L'application contemporaine de modèles contradictoires d'espaces politiques au « rôle » de l'Europe dans le monde met en évidence des politiques qui affectent à la fois l'intérieur et l'extérieur, ainsi qu’il l'illustre par son analyse de la politique sécuritaire et des différences culturelles et linguistiques en Europe. Balibar soutient que « la « constitution matérielle » de l'Europe, qui sous-tend l'émergence du « citoyen européen » en tant que nouvelle figure historique, [...] oscille entre deux pôles opposés », à savoir d'une part « les processus violents d'exclusion », par ex. à travers la mise en place brutale des « limites de sécurité » et, d'autre part, des « processus civils de l’élaboration des différences », par ex. en créant et en promouvant l'« identité » culturelle de l'Europe (p. 202). Dans le débat sur le « rôle politique spatial de l'Europe », Balibar observe la dislocation et l'ubiquité des frontières, qui d'une part « se reproduisent sur le territoire des États européens [...] et d'autre part sont transportées au-delà de la frontière» (p. 203). En outre, Balibar analyse le rôle de l’évolution de la frontière dans la production d’étrangers et reporte son raisonnement au thème de la citoyenneté. Basé sur l'idée d'Umberto Eco de la traduction servant de langue commune de l'Europe et aussi sur les considérations de Rosi Braidotti du nomade en tant qu'individu multilingue et multiculturel, Balibar suggère que la traduction soit comme « une forme de déterritorialisation virtuelle » qui « permet « de s’approprier » ou d’« habiter » un espace transnational » et de le transformer en une nouvelle communauté » (p. 207).

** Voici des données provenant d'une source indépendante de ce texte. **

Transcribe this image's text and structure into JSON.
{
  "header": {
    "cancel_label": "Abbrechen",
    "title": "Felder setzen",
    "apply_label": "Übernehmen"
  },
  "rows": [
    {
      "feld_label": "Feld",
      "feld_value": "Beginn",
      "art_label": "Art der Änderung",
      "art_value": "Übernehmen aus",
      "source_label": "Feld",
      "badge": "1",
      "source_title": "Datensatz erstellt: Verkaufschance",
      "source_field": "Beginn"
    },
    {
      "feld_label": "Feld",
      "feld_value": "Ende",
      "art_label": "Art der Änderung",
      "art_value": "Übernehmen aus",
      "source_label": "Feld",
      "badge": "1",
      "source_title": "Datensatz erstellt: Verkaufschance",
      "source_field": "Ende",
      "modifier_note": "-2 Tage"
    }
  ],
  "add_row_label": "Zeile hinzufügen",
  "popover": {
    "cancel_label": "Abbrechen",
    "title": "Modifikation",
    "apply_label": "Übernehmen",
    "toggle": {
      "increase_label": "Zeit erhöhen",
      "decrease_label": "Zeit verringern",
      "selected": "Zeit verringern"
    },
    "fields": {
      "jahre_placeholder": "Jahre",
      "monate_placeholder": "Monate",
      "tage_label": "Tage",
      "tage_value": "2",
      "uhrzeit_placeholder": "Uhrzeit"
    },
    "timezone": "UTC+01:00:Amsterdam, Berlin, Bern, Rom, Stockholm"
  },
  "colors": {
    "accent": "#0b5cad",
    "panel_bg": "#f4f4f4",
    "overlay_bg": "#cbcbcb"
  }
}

Dans sa conclusion, Balibar résume : « Borderland » est le nom du lieu où les opposés se rejoignent » et pose « la question d'un « rôle transnational […] de la citoyenneté qui se déroule à l'intérieur et à l'extérieur des frontières. » (p. 210).

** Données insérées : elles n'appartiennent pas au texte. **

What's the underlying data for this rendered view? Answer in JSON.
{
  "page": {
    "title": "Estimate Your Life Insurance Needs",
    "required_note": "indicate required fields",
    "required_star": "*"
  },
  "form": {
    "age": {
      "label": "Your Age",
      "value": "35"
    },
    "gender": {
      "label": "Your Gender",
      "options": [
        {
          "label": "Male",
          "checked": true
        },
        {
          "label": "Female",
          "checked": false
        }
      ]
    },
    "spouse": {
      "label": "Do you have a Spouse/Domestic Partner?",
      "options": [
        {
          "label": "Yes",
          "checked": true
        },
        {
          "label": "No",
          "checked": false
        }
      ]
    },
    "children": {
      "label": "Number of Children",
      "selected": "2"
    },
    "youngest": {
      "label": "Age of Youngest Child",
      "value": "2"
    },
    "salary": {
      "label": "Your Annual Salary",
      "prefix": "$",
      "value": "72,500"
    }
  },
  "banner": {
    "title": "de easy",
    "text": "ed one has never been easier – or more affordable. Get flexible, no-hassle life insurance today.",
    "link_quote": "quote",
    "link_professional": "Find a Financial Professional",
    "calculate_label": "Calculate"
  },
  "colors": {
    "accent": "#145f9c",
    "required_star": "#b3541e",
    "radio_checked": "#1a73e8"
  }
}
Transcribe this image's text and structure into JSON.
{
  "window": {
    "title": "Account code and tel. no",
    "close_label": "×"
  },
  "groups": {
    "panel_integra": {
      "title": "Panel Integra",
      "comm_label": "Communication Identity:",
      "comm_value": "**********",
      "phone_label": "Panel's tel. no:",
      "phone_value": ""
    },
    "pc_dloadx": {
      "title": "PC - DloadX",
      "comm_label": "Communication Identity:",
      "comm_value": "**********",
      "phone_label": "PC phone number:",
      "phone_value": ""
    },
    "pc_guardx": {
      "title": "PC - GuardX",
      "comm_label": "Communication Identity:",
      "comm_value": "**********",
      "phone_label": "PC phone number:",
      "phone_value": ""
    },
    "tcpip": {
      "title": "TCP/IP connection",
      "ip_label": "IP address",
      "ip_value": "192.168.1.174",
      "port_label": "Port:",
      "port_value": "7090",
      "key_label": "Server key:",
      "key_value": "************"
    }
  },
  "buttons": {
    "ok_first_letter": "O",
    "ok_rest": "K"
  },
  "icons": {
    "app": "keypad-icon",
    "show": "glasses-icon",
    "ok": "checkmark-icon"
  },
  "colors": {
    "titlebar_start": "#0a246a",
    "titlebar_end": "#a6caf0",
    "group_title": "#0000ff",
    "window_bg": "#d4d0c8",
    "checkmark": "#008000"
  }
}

Les frontières sont des phénomènes complexes de nos jours : dans son analyse de l'Europe d'aujourd'hui, Balibar conclut que les frontières n'offrent plus une séparation nette entre « l'intérieur » et « l'extérieur », mais se sont décalées, sont devenues mobiles et omniprésentes.
Balibar ébauche différents modèles d'espaces politiques, à savoir le modèle de crise de la civilisation, le modèle du réseau mondial et le modèle centre vs périphérie, puis propose son propre modèle appelé « Borderland », qu'il applique à l'Europe / basé sur l'Europe d’aujourd'hui et de demain. Le modèle Europe comme pays frontalier permet une simultanéité de tous les modèles précédents ; il permet de surmonter la pensée binaire de l'intérieur par rapport à l'extérieur et présente des frontières omniprésentes et multiples (citation ?). Pour Balibar, l'Europe d'aujourd'hui se caractérise par une « frontière mondiale [...] ayant des propriétés » européennes « spécifiques » (exposé p. 1-2) grâce auxquelles elle « a des contacts directs avec pratiquement toutes les « parties » du « monde » ». (exposé p. 1-2).
Balibar projette et voit le «nouveau citoyen» dans le pays frontalier européen comme un sujet translationnel et nomade.
Il ne propose aucune réponse ou solution concernant la constitution (matérielle) de l'Europe et l'européanité d'une future citoyenneté transnationale, mais il appelle à reconnaître les questions et problèmes actuels de l'Europe et les évolutions apparemment contradictoires de la rigidité persistante de ses frontières intérieures et de la perméabilité imprévue de ses frontières extérieures. Par ailleurs, il plaide également pour la reconnaissance des problèmes et des enjeux de la « Constitution de l'Europe » en considérant l'Europe comme un espace politique composé « d'une série de périphéries rassemblées » (Said), chaque région de l'Europe jouant le rôle d'un centre et chacun consistant en des périphéries ouvertes qui se chevauchent (p. 200).